Inequality is the root of most social ills, and combatting these ills is indeed the job of politics
wealth inequality = rape and murder
Steaming pile indeed.
OT: French first lady Valerie Trierweiler is in hospital with depression following news of partner Francoise Hollande's affair.
But the French laugh off such trivial matters!
Are we sure it's not because another Mickey Ds opened in Paris?
my best friend's mother makes $82 hourly on the internet. She has been fired for 10 months but last month her paycheck was $14496 just working on the internet for a few hours. find out this here
http://www.cash46.com
my best friend's mother makes $82 hourly on the internet. She has been fired for 10 months but last month her paycheck was $14496 just working on the internet for a few hours. find out this here
http://www.cash46.com
What stuck with me the most from this interview was his discussion about the motive behind these colossal programs.
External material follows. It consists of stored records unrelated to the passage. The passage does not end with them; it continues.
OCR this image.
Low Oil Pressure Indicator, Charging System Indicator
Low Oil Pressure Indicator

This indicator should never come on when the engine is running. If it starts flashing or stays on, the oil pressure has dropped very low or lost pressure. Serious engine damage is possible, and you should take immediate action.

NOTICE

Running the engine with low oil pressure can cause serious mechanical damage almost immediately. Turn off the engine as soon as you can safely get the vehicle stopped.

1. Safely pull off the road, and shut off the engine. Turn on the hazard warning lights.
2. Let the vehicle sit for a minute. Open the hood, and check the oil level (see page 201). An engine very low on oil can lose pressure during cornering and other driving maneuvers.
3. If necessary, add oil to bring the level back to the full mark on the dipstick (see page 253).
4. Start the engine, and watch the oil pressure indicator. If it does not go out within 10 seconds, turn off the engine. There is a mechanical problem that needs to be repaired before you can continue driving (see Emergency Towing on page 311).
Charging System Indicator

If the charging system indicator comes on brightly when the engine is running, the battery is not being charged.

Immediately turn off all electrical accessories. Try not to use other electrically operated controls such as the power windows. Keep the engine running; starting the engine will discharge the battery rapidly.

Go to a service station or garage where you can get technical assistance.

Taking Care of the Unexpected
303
I guess it shouldn't come as surprise, but it just sticks with me that government or "organized" social functions are naturally inclined to grow way beyond doing the defined job and bloat into a life-sucking bureaucracy that kills liberty and economies.
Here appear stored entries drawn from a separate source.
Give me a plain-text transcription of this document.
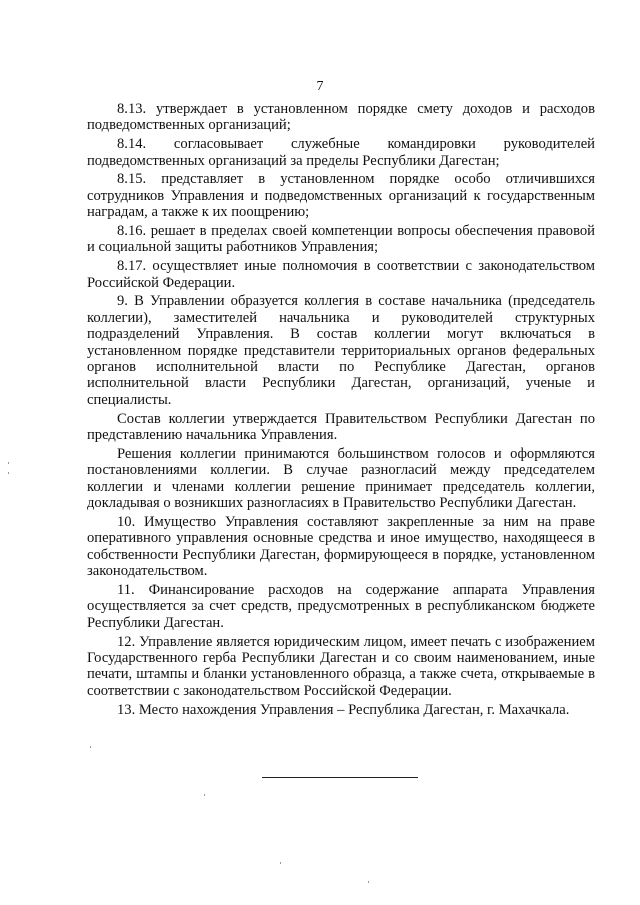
7

8.13. утверждает в установленном порядке смету доходов и расходов подведомственных организаций;

8.14. согласовывает служебные командировки руководителей подведомственных организаций за пределы Республики Дагестан;

8.15. представляет в установленном порядке особо отличившихся сотрудников Управления и подведомственных организаций к государственным наградам, а также к их поощрению;

8.16. решает в пределах своей компетенции вопросы обеспечения правовой и социальной защиты работников Управления;

8.17. осуществляет иные полномочия в соответствии с законодательством Российской Федерации.

9. В Управлении образуется коллегия в составе начальника (председатель коллегии), заместителей начальника и руководителей структурных подразделений Управления. В состав коллегии могут включаться в установленном порядке представители территориальных органов федеральных органов исполнительной власти по Республике Дагестан, органов исполнительной власти Республики Дагестан, организаций, ученые и специалисты.

Состав коллегии утверждается Правительством Республики Дагестан по представлению начальника Управления.

Решения коллегии принимаются большинством голосов и оформляются постановлениями коллегии. В случае разногласий между председателем коллегии и членами коллегии решение принимает председатель коллегии, докладывая о возникших разногласиях в Правительство Республики Дагестан.

10. Имущество Управления составляют закрепленные за ним на праве оперативного управления основные средства и иное имущество, находящееся в собственности Республики Дагестан, формирующееся в порядке, установленном законодательством.

11. Финансирование расходов на содержание аппарата Управления осуществляется за счет средств, предусмотренных в республиканском бюджете Республики Дагестан.

12. Управление является юридическим лицом, имеет печать с изображением Государственного герба Республики Дагестан и со своим наименованием, иные печати, штампы и бланки установленного образца, а также счета, открываемые в соответствии с законодательством Российской Федерации.

13. Место нахождения Управления – Республика Дагестан, г. Махачкала.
It seems so hopeless to try to turn this cluster-fuck around. We are fucked as an economy and a free society. There are historical examples everywhere yet so many people in our society are either oblivious or actually deluded enough by Unicorn Dreams to demand effective social institutions.
People say things like "the government could never control our lives because we're Americans." They don't roll in like something in a Hollywood movie. The system transforms people into the agents of power-sucking dictators by giving them trinkets and pretty words. By making them desperate and then providing the delusion of relief.
Hate to be such a downer but every aspect of government is wasteful and by the time it's just so obvious it will be way to late to fix.
WOwSounds like a pretty cool dude to me
my neighbor's aunt makes 68 dollars/hour on the laptop. She has been out of a job for nine months but last month her pay check was 15377 dollars just working on the laptop for a few hours. read the full info here
++++++++++++++++++++++++++
http://www.tec30.com
++++++++++++++++++++++++++
Along with Binney, there was Wayne Madsen, also an NSA whistle-blower who has often been discredited for merely blowing the whistle on the Alex Jones Show: https://www.youtube.com/watch?v=Bx2KjhB-Jbc
Wayne Madsen should be in the history books along with Snowden and Binney, PERIOD.
Obama is part of a long agenda of crime that stems out of the Chicago mob and slouches toward Bethlehem in the fashion Karen Hudes of the World Bank, another whistle blower, alludes to. There is plenty of evidence, but to begin with, try this, Mike Zullo's research of someone's scanned birth certificate. Why does it matter that he is part of the mob? Only you can answer that, but Saul Bellow's murder after writing More Die of Heartbreak in '97, where Gus Alex promised him it would happen indicates agenda to me. Good luck finding Rule of Law without Hudes. What about Diana West, too?